Vous créez votre label et vous souhaitez signer des contrats avant l’immatriculation de votre société. Mais tant qu’elle n’est pas immatriculée, une société n’a pas de personnalité morale. Elle n’a pas la capacité juridique lui permettant de signer des actes. Tout contrat signé par une société en formation est nul.
En revanche, durant cette période, les fondateurs de la société peuvent signer des contrats « au nom » ou « pour le compte » de la société en formation. Mais attention ! Un formalisme strict doit être respecté. Les contrats doivent indiquer très clairement qu’ils sont conclus « au nom » ou « pour le compte » de la société en formation. Il est conseillé d’indiquer également sur le contrat la dénomination de la société et l’adresse de son siège social. Les statuts prévoient alors des dispositions spécifiques par lesquelles les contrats ou engagements ainsi conclus seront repris par la société dès son immatriculation. La société sera réputée avoir conclu elle-même les contrats concernés.
Le non-respect de ce formalisme est sanctionné par la jurisprudence. Le label discographique Y&W en a fait les frais dans le litige qui l’opposait à Nekfeu et son groupe S’Crew. Le groupe avait signé un contrat d’enregistrement le 5 avril 2011 avec deux personnes physiques qui allaient ultérieurement créer la société Y&W, immatriculée le 13 septembre 2011. Il n’était pas spécifié sur le contrat que les deux personnes physiques avaient agi « au nom » ou « pour le compte » de la société en formation Y&W.

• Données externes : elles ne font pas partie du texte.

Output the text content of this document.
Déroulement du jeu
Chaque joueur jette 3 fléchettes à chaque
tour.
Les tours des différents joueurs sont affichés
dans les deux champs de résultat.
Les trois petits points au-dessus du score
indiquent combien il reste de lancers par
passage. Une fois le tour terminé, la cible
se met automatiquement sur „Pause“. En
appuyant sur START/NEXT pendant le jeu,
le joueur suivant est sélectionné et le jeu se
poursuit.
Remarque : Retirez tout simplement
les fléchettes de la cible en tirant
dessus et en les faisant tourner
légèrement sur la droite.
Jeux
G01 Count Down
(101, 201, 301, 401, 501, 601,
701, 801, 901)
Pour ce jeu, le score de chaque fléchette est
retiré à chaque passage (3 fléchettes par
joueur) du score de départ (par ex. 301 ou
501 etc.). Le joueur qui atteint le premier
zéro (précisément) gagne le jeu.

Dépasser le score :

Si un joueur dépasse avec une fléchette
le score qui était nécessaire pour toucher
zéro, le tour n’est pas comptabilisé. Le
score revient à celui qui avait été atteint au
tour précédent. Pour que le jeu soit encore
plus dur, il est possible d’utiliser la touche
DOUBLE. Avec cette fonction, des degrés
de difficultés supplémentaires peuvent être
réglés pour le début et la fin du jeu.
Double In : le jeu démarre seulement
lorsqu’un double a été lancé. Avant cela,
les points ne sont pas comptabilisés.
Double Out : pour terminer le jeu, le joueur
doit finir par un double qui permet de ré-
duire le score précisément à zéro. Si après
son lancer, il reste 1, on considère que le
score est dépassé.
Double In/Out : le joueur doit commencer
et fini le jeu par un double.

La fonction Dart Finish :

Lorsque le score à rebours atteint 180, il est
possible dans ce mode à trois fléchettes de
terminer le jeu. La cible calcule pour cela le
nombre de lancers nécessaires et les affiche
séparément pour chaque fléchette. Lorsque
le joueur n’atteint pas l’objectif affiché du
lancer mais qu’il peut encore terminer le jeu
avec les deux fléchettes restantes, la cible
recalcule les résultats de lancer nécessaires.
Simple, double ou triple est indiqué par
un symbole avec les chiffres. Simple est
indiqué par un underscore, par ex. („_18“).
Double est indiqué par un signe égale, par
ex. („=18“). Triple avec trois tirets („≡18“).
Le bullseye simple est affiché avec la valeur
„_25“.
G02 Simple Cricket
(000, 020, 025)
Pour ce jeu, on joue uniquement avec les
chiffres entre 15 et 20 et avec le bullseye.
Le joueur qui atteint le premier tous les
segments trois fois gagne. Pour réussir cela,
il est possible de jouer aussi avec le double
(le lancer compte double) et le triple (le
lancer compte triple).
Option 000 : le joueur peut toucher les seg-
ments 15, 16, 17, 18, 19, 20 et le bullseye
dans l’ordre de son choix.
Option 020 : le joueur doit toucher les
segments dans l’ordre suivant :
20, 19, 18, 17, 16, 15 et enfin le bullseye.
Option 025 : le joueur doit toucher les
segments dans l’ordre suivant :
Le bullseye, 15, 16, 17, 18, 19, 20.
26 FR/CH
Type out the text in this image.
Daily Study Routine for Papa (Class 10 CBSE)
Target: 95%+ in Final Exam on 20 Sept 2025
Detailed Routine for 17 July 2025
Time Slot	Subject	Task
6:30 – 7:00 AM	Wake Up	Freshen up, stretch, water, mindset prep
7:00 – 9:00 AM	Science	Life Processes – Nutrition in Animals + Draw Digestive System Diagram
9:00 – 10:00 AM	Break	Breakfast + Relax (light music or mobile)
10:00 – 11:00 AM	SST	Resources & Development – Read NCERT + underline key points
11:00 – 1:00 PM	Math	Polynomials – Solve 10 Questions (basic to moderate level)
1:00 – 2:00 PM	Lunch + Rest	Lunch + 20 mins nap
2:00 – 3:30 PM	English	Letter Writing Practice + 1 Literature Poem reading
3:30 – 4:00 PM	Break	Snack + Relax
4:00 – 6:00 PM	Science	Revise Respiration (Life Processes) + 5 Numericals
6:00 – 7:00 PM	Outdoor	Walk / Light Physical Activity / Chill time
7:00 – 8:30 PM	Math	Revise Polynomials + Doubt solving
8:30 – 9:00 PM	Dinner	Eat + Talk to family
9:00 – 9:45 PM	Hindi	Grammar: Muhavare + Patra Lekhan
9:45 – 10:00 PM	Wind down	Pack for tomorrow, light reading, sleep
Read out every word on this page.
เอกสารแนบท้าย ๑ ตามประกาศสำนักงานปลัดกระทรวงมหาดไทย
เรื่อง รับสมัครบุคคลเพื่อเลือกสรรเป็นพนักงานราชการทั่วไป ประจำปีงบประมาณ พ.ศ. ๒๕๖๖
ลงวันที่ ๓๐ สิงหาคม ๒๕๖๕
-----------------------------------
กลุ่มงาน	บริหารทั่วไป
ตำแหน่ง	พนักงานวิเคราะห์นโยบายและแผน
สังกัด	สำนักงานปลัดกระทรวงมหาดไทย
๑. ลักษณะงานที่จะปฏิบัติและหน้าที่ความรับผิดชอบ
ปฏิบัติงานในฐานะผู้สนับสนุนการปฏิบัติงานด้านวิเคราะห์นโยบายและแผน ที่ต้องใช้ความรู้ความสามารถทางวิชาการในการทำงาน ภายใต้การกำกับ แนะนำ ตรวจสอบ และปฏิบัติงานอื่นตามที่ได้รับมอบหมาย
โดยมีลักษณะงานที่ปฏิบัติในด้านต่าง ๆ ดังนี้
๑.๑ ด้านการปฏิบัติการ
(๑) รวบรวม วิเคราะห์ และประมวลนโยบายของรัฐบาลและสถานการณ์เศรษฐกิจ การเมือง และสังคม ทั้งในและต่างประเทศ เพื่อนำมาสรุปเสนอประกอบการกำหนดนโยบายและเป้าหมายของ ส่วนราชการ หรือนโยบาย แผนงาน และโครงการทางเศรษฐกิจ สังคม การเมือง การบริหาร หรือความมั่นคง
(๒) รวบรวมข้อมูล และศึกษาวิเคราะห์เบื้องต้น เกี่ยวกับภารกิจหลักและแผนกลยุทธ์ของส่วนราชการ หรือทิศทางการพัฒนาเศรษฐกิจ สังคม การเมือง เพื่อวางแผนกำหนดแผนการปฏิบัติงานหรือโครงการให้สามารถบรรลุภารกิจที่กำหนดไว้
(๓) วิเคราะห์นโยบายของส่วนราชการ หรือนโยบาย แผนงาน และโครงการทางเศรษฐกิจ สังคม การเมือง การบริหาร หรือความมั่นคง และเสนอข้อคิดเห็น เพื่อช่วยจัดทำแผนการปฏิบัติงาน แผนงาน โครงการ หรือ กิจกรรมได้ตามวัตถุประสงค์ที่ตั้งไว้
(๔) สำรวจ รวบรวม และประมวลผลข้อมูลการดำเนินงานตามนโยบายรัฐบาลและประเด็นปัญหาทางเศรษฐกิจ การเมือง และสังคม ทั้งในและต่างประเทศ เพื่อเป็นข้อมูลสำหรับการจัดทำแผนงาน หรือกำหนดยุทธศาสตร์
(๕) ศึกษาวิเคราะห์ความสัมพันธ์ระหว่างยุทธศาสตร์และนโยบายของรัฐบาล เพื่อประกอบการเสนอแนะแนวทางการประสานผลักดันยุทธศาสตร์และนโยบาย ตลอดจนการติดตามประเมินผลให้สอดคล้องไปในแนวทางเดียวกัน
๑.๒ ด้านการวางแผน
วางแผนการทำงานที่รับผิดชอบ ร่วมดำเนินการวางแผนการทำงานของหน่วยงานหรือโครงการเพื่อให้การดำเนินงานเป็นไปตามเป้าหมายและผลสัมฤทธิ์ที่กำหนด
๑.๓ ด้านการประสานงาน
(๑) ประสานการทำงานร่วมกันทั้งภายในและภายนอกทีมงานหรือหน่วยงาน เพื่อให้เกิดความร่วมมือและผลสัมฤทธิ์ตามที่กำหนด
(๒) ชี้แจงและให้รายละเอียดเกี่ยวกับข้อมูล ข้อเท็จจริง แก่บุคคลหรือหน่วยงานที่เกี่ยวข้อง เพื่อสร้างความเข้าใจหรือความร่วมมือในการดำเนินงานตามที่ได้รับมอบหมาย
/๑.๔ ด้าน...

Puis le groupe S’Crew a créé en 2013 sa propre société de production dénommée Seine Zoo. Seine Zoo a signé des contrats de licence avec la société Universal Music France pour l’exploitation des enregistrements. Parmi ces enregistrements, certains titres ont été revendiqués par la société Y&W en sa prétendue qualité de producteur. Y&W a donc assigné Seine Zoo en contrefaçon et Universal Music France en concurrence déloyale. La société Y&W prétendait qu’elle avait repris à son compte le contrat d’enregistrement par une Assemblée Générale Extraordinaire du 1er mars 2016.
Mais la Cour de Cassation, dans un arrêt du 10 juin 2020, rejette les prétentions de la société Y&W.
En toute logique elle constate :
- que la société Y& W n’avait pas la personnalité morale au jour du contrat d’artiste. Elle n’avait donc pas la capacité de contracter ;
- qu’il n’est pas mentionné au contrat que les deux personnes physiques signataires ont agi « au nom » ou « pour le compte » de la société Y& W en formation ;
- qu’ainsi l’assemblée générale extraordinaire de la société Y& W du 1 mars 2016 n’avait pas pu régulariser un contrat conclu par une société sans personnalité morale.
La société Y&W ne dispose donc d’aucun droit sur les enregistrements concernés.
Le formalisme à respecter pour la validité des contrats conclus durant la phase de formation d’une société est complexe. Les conséquences peuvent être très importantes.